Magdeburg. Vorzeitiger Klassenerhalt oder Zittern bis zum Schluss? Am 33. Regionalliga-Spieltag müssen die Kicker des 1. FC Magdeburg morgen (13.30 Uhr, AWD-Arena) bei Hannover 96 II ran und wären bei einem Sieg aller Sorgen ledig. Andererseits könnte sich die Situation bei einer Niederlage noch einmal dramatisch zuspitzen.

Alle Club-Verantwortlichen sehnen förmlich das Saisonende herbei. Die mehr oder weniger katastrophal verlaufene Rückrunde hat vielen die Lust am Fußball genommen.

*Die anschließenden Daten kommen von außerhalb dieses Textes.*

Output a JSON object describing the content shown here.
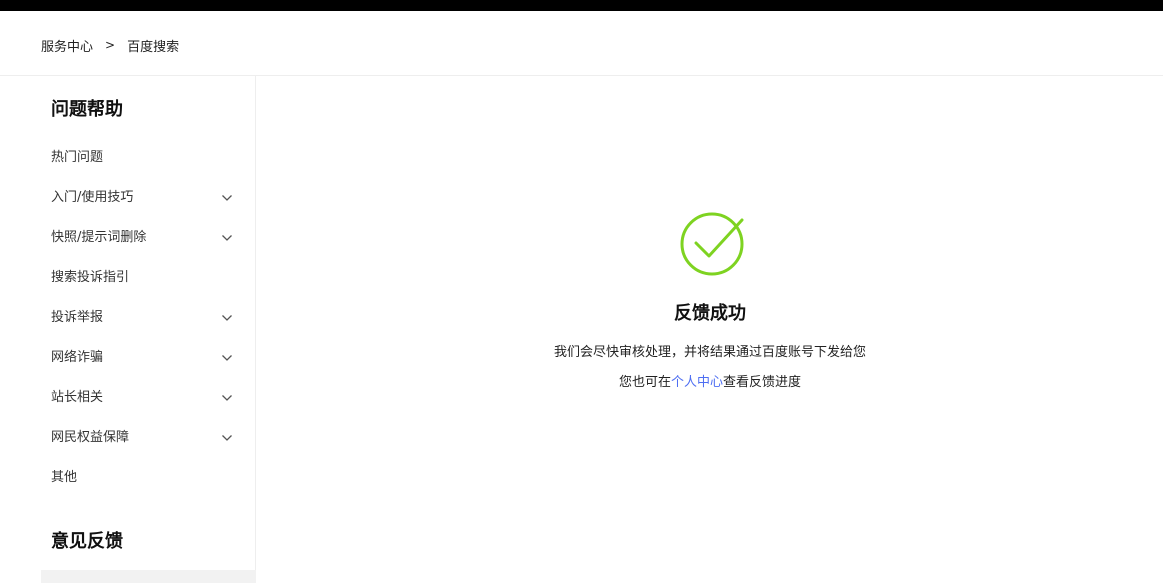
{
  "breadcrumb": {
    "home": "服务中心",
    "separator": ">",
    "current": "百度搜索"
  },
  "sidebar": {
    "help_title": "问题帮助",
    "items": [
      {
        "label": "热门问题",
        "expandable": false
      },
      {
        "label": "入门/使用技巧",
        "expandable": true
      },
      {
        "label": "快照/提示词删除",
        "expandable": true
      },
      {
        "label": "搜索投诉指引",
        "expandable": false
      },
      {
        "label": "投诉举报",
        "expandable": true
      },
      {
        "label": "网络诈骗",
        "expandable": true
      },
      {
        "label": "站长相关",
        "expandable": true
      },
      {
        "label": "网民权益保障",
        "expandable": true
      },
      {
        "label": "其他",
        "expandable": false
      }
    ],
    "feedback_title": "意见反馈"
  },
  "main": {
    "icon": "check-circle-icon",
    "title": "反馈成功",
    "message1": "我们会尽快审核处理，并将结果通过百度账号下发给您",
    "message2_prefix": "您也可在",
    "message2_link": "个人中心",
    "message2_suffix": "查看反馈进度"
  },
  "colors": {
    "success": "#7ed321",
    "link": "#4e6ef2",
    "topbar": "#000000"
  }
}
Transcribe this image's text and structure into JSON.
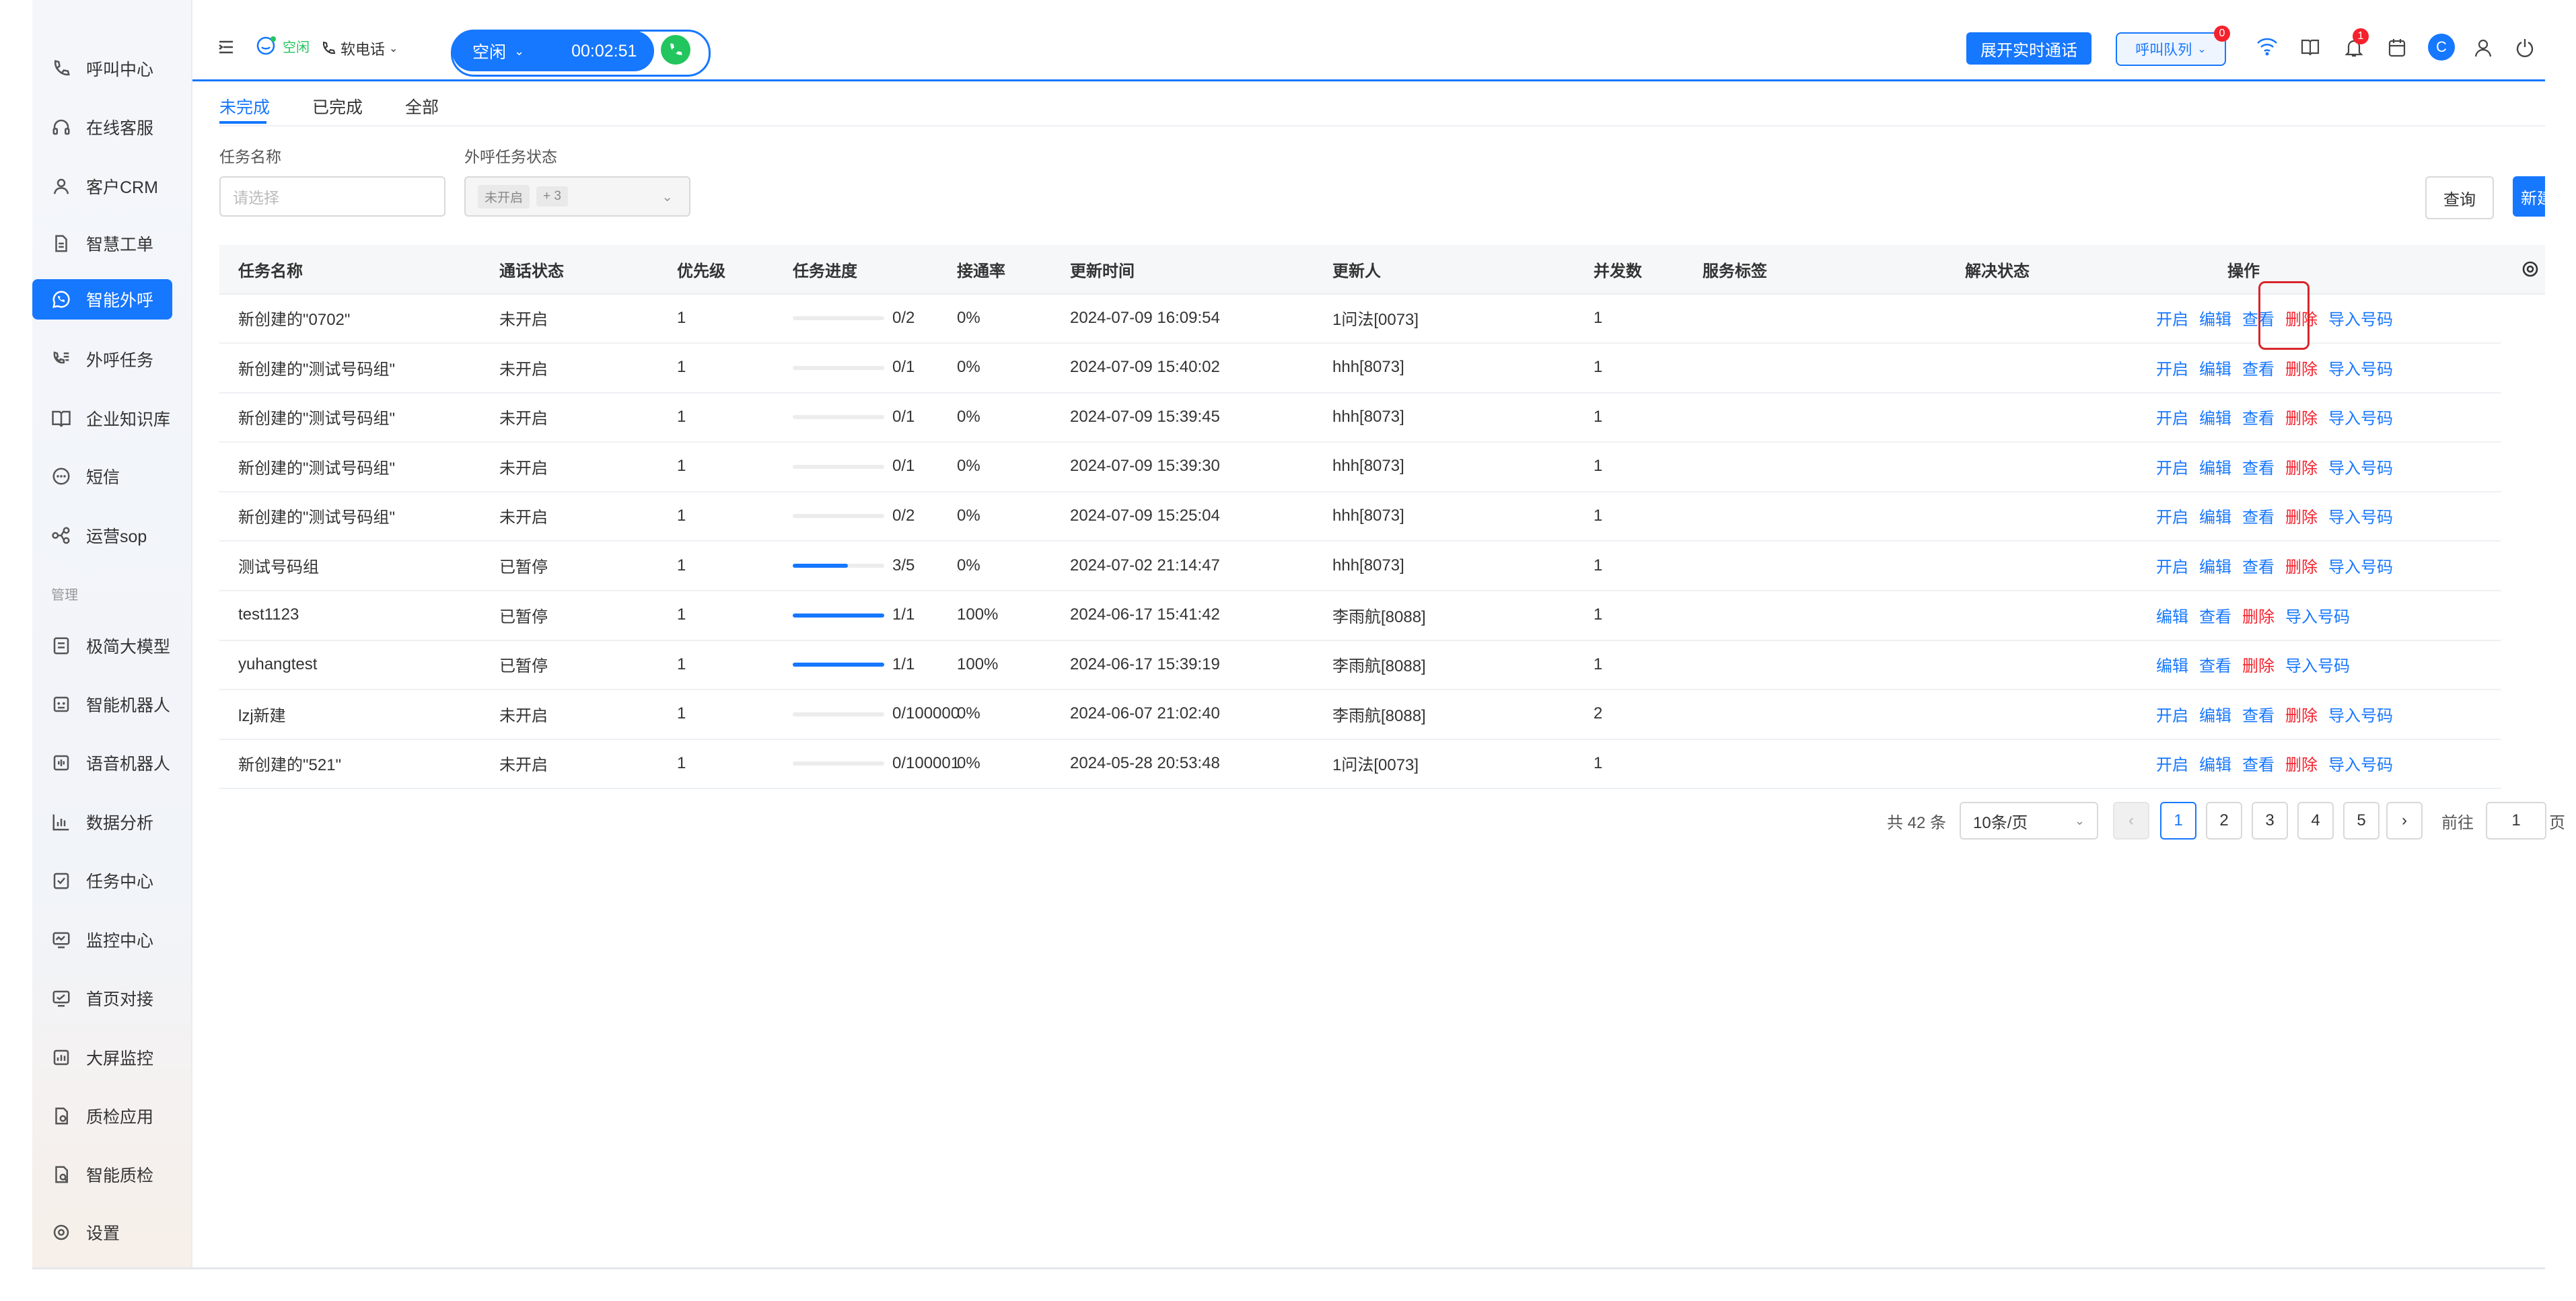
{
  "sidebar": {
    "items": [
      {
        "label": "呼叫中心",
        "icon": "phone-icon"
      },
      {
        "label": "在线客服",
        "icon": "headset-icon"
      },
      {
        "label": "客户CRM",
        "icon": "user-icon"
      },
      {
        "label": "智慧工单",
        "icon": "document-icon"
      },
      {
        "label": "智能外呼",
        "icon": "chat-phone-icon"
      },
      {
        "label": "外呼任务",
        "icon": "phone-list-icon"
      },
      {
        "label": "企业知识库",
        "icon": "book-icon"
      },
      {
        "label": "短信",
        "icon": "message-icon"
      },
      {
        "label": "运营sop",
        "icon": "flow-icon"
      }
    ],
    "section_label": "管理",
    "items2": [
      {
        "label": "极简大模型",
        "icon": "model-icon"
      },
      {
        "label": "智能机器人",
        "icon": "robot-icon"
      },
      {
        "label": "语音机器人",
        "icon": "voice-robot-icon"
      },
      {
        "label": "数据分析",
        "icon": "chart-icon"
      },
      {
        "label": "任务中心",
        "icon": "task-icon"
      },
      {
        "label": "监控中心",
        "icon": "monitor-icon"
      },
      {
        "label": "首页对接",
        "icon": "home-link-icon"
      },
      {
        "label": "大屏监控",
        "icon": "screen-icon"
      },
      {
        "label": "质检应用",
        "icon": "quality-icon"
      },
      {
        "label": "智能质检",
        "icon": "smart-quality-icon"
      },
      {
        "label": "设置",
        "icon": "settings-icon"
      }
    ]
  },
  "header": {
    "status_small": "空闲",
    "phone_mode": "软电话",
    "status": "空闲",
    "timer": "00:02:51",
    "expand_btn": "展开实时通话",
    "queue_btn": "呼叫队列",
    "queue_badge": "0",
    "bell_badge": "1",
    "avatar_letter": "C"
  },
  "tabs": [
    "未完成",
    "已完成",
    "全部"
  ],
  "filters": {
    "task_name_label": "任务名称",
    "task_name_placeholder": "请选择",
    "status_label": "外呼任务状态",
    "status_tag": "未开启",
    "status_more": "+ 3",
    "query_btn": "查询",
    "new_btn": "新建"
  },
  "table": {
    "headers": [
      "任务名称",
      "通话状态",
      "优先级",
      "任务进度",
      "接通率",
      "更新时间",
      "更新人",
      "并发数",
      "服务标签",
      "解决状态",
      "操作"
    ],
    "rows": [
      {
        "name": "新创建的\"0702\"",
        "call_status": "未开启",
        "priority": "1",
        "progress": "0/2",
        "progress_pct": 0,
        "rate": "0%",
        "time": "2024-07-09 16:09:54",
        "updater": "1问法[0073]",
        "concurrency": "1",
        "ops": [
          "开启",
          "编辑",
          "查看",
          "删除",
          "导入号码"
        ]
      },
      {
        "name": "新创建的\"测试号码组\"",
        "call_status": "未开启",
        "priority": "1",
        "progress": "0/1",
        "progress_pct": 0,
        "rate": "0%",
        "time": "2024-07-09 15:40:02",
        "updater": "hhh[8073]",
        "concurrency": "1",
        "ops": [
          "开启",
          "编辑",
          "查看",
          "删除",
          "导入号码"
        ]
      },
      {
        "name": "新创建的\"测试号码组\"",
        "call_status": "未开启",
        "priority": "1",
        "progress": "0/1",
        "progress_pct": 0,
        "rate": "0%",
        "time": "2024-07-09 15:39:45",
        "updater": "hhh[8073]",
        "concurrency": "1",
        "ops": [
          "开启",
          "编辑",
          "查看",
          "删除",
          "导入号码"
        ]
      },
      {
        "name": "新创建的\"测试号码组\"",
        "call_status": "未开启",
        "priority": "1",
        "progress": "0/1",
        "progress_pct": 0,
        "rate": "0%",
        "time": "2024-07-09 15:39:30",
        "updater": "hhh[8073]",
        "concurrency": "1",
        "ops": [
          "开启",
          "编辑",
          "查看",
          "删除",
          "导入号码"
        ]
      },
      {
        "name": "新创建的\"测试号码组\"",
        "call_status": "未开启",
        "priority": "1",
        "progress": "0/2",
        "progress_pct": 0,
        "rate": "0%",
        "time": "2024-07-09 15:25:04",
        "updater": "hhh[8073]",
        "concurrency": "1",
        "ops": [
          "开启",
          "编辑",
          "查看",
          "删除",
          "导入号码"
        ]
      },
      {
        "name": "测试号码组",
        "call_status": "已暂停",
        "priority": "1",
        "progress": "3/5",
        "progress_pct": 60,
        "rate": "0%",
        "time": "2024-07-02 21:14:47",
        "updater": "hhh[8073]",
        "concurrency": "1",
        "ops": [
          "开启",
          "编辑",
          "查看",
          "删除",
          "导入号码"
        ]
      },
      {
        "name": "test1123",
        "call_status": "已暂停",
        "priority": "1",
        "progress": "1/1",
        "progress_pct": 100,
        "rate": "100%",
        "time": "2024-06-17 15:41:42",
        "updater": "李雨航[8088]",
        "concurrency": "1",
        "ops": [
          "编辑",
          "查看",
          "删除",
          "导入号码"
        ]
      },
      {
        "name": "yuhangtest",
        "call_status": "已暂停",
        "priority": "1",
        "progress": "1/1",
        "progress_pct": 100,
        "rate": "100%",
        "time": "2024-06-17 15:39:19",
        "updater": "李雨航[8088]",
        "concurrency": "1",
        "ops": [
          "编辑",
          "查看",
          "删除",
          "导入号码"
        ]
      },
      {
        "name": "lzj新建",
        "call_status": "未开启",
        "priority": "1",
        "progress": "0/100000",
        "progress_pct": 0,
        "rate": "0%",
        "time": "2024-06-07 21:02:40",
        "updater": "李雨航[8088]",
        "concurrency": "2",
        "ops": [
          "开启",
          "编辑",
          "查看",
          "删除",
          "导入号码"
        ]
      },
      {
        "name": "新创建的\"521\"",
        "call_status": "未开启",
        "priority": "1",
        "progress": "0/100001",
        "progress_pct": 0,
        "rate": "0%",
        "time": "2024-05-28 20:53:48",
        "updater": "1问法[0073]",
        "concurrency": "1",
        "ops": [
          "开启",
          "编辑",
          "查看",
          "删除",
          "导入号码"
        ]
      }
    ]
  },
  "pagination": {
    "total": "共 42 条",
    "page_size": "10条/页",
    "pages": [
      "1",
      "2",
      "3",
      "4",
      "5"
    ],
    "current": "1",
    "goto_label": "前往",
    "goto_value": "1",
    "page_suffix": "页"
  },
  "colors": {
    "accent": "#1677ff",
    "danger": "#f5222d",
    "success": "#22c55e"
  }
}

Unterdessen versucht Trainer Wolfgang Sandhowe, für gute Stimmung im Team zu sorgen und die Verkrampfung zu lösen, mit der dieses Team nach wie vor zu kämpfen hat. Zwar gelangen zuletzt zwei Siege in Folge, doch überzeugend gewonnen wurden die Spiele bei Türkiyemspor (1:0) und gegen Eintracht Braunschweig II (3:2) nicht. Eine beliebte Variante – auch bei Sandhowe – sind Spielformen Jung gegen Alt. "Das sorgt einerseits für eine gewisse Lockerheit, andererseits gehört auch Konzentration dazu", weiß der 57-Jährige, den der jüngste Heimsieg noch lange beschäftigt hatte. "Ich war schon ans Kreuz genagelt und bin wieder auferstanden", blickte er noch einmal auf die dramatische Schlussphase zurück, die den FCM schon auf der Verliererstraße sah, die aber letztlich doch noch zu einem Happy-end führte und den Trainer zu einem weiteren seiner typischen Sprüche veranlasste: "Meine Frau ist nachts wach geworden, weil ich so gelacht habe ..."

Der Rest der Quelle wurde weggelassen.